We also need to be able to come together without fear in the literal sense—especially now that we are no longer confined at home. Children and teachers should not have to worry about getting gunned down at school.
As business leaders, it is incumbent upon us to do what we can, within our own spheres of influence, to prevent these incidents from happening. We may not have a significant influence over schools, but we do have the opportunity to consider how our company policies and corporate social responsibility goals could have a positive effect in preventing gun violence. Our decisions on safety and security and mental health benefits also have an impact. And we are in the position to support our teams by maintaining a positive and balanced workplace culture that supports good mental health. No business can serve its clients and customers well if its team is constantly stressed or burned out.

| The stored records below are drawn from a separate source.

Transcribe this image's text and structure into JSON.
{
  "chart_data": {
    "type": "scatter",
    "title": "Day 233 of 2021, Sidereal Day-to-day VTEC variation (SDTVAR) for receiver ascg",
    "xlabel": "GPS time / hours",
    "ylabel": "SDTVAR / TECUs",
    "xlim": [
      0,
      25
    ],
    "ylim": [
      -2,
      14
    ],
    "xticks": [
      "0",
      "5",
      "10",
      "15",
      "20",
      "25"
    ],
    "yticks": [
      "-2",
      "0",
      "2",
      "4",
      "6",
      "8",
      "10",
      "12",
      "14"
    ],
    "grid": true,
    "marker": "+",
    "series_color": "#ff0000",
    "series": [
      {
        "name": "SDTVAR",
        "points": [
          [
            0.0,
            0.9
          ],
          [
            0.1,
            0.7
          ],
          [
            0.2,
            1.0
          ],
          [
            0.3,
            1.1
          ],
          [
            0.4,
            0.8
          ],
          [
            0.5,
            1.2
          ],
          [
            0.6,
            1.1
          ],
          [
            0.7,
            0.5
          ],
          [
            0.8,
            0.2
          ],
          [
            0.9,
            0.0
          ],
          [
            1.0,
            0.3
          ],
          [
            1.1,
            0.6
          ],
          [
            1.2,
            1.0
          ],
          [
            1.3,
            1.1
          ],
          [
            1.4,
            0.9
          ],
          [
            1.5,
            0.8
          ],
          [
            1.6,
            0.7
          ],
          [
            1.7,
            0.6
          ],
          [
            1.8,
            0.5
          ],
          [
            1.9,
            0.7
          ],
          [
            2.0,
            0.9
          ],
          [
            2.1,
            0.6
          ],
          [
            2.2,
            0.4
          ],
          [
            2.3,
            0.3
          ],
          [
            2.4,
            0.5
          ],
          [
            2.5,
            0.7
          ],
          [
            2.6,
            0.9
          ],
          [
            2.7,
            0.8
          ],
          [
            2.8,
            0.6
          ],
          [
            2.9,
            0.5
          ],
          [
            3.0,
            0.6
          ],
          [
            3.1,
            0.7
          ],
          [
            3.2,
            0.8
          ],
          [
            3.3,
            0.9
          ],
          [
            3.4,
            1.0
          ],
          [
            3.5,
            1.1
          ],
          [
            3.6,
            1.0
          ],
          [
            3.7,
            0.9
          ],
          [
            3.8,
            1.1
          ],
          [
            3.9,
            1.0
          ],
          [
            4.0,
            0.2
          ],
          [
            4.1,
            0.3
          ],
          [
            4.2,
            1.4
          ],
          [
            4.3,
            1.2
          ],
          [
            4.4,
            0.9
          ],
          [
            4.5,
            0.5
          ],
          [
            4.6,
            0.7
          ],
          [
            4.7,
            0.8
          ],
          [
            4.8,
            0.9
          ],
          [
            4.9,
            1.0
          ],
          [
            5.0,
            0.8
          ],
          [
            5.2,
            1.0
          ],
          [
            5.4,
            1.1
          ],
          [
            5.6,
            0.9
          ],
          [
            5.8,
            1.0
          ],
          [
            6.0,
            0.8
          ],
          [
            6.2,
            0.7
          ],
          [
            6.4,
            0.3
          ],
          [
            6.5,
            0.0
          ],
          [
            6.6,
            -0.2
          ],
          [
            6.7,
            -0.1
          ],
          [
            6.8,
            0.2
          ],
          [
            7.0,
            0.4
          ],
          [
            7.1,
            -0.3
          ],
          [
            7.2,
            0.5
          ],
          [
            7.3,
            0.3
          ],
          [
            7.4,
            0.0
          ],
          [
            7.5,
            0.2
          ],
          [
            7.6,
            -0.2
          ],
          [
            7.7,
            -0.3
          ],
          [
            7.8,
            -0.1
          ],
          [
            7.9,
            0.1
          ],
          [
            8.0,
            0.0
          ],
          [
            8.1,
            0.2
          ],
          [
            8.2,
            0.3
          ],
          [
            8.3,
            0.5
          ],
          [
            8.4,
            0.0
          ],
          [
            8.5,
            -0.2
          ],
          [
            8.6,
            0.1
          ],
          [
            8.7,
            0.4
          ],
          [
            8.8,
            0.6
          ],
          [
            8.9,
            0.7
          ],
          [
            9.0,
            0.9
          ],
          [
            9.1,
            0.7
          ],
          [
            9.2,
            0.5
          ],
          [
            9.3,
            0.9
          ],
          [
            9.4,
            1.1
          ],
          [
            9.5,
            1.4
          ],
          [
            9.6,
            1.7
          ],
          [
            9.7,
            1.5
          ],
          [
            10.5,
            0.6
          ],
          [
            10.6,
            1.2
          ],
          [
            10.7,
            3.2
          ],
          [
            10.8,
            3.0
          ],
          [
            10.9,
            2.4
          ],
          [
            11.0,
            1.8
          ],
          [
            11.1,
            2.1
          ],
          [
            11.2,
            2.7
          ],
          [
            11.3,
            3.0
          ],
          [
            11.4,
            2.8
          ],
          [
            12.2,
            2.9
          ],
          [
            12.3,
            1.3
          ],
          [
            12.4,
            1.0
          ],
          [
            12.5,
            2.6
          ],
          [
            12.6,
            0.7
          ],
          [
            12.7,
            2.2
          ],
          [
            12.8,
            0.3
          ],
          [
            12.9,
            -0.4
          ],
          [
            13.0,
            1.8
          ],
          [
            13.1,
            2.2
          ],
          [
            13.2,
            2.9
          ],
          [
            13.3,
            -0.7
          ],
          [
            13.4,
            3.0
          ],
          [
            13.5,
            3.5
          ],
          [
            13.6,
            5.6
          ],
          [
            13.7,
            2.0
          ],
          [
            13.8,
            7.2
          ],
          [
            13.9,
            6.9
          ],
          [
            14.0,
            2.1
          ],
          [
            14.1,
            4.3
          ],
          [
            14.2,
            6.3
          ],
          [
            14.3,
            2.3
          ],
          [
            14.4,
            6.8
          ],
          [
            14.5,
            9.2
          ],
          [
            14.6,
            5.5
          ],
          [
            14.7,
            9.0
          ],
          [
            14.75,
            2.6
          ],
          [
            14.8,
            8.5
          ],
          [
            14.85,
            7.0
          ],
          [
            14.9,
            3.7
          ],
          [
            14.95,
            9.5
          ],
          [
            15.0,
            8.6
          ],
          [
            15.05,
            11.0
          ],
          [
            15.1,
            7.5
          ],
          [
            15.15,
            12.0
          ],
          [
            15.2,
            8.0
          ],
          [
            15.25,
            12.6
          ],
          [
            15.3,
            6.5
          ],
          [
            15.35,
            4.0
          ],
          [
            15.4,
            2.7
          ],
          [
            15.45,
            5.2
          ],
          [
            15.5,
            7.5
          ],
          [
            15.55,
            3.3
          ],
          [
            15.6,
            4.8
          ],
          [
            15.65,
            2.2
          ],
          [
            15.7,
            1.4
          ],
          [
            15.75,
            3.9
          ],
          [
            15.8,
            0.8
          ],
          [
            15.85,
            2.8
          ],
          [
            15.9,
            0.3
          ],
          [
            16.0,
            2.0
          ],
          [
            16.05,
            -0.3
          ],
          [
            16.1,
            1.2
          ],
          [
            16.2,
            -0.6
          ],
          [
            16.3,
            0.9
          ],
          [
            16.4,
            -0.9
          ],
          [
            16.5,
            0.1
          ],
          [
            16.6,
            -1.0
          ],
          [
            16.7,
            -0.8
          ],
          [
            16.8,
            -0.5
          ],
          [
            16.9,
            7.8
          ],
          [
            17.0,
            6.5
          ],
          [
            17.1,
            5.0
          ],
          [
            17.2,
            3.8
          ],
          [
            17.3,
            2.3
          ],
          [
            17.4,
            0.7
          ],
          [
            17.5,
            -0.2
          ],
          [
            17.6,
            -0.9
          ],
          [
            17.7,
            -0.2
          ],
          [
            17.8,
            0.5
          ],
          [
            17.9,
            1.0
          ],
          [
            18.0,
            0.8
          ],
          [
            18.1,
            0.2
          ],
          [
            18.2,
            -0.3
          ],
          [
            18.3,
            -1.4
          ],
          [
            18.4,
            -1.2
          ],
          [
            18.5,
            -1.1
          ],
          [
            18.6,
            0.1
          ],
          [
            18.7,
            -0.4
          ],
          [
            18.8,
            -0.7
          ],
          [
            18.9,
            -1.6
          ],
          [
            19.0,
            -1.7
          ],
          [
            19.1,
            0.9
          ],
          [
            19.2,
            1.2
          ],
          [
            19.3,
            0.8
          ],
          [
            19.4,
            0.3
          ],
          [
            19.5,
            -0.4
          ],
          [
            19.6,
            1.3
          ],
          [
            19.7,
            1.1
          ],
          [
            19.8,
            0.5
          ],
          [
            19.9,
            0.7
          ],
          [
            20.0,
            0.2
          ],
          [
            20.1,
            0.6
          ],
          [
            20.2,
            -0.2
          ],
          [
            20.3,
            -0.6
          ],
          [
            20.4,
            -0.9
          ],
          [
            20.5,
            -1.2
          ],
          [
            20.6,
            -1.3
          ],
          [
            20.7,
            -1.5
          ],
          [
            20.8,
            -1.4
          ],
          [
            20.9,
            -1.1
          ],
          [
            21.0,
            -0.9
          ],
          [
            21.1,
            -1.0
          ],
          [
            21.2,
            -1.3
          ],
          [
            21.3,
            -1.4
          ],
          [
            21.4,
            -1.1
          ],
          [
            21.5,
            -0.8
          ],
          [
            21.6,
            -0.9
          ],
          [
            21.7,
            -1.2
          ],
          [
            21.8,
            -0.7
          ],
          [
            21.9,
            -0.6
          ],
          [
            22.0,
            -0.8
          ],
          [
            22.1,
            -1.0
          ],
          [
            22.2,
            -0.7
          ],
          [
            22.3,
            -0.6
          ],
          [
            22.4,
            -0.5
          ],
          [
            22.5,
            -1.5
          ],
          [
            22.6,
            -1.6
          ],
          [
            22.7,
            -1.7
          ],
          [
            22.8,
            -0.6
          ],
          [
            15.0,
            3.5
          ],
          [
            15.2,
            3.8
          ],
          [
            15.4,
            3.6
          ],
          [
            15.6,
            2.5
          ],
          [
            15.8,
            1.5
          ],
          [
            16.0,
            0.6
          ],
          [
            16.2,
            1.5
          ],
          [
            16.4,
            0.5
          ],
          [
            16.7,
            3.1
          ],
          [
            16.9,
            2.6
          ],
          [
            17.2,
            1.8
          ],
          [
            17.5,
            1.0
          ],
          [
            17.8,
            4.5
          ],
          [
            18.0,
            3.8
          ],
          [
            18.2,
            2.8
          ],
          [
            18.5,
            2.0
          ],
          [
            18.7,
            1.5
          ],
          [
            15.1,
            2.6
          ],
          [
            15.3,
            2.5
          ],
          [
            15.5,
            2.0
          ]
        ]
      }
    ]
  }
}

In business, there are problems so complex that a single solution won’t cut it; companies need to execute multiple steps simultaneously. This seems to be the case with gun violence, as well. CEOs came together back in 2019 to ask Congress to get tough on gun violence, as I discussed in this column. We need to do more, do it now, and in a spirit of cooperation. Our lives depend on it.
Wednesday night is the first night of Passover, the Jewish holiday that commemorates the exodus of Jewish people from slavery in Egypt. To those of you who observe, Happy Passover.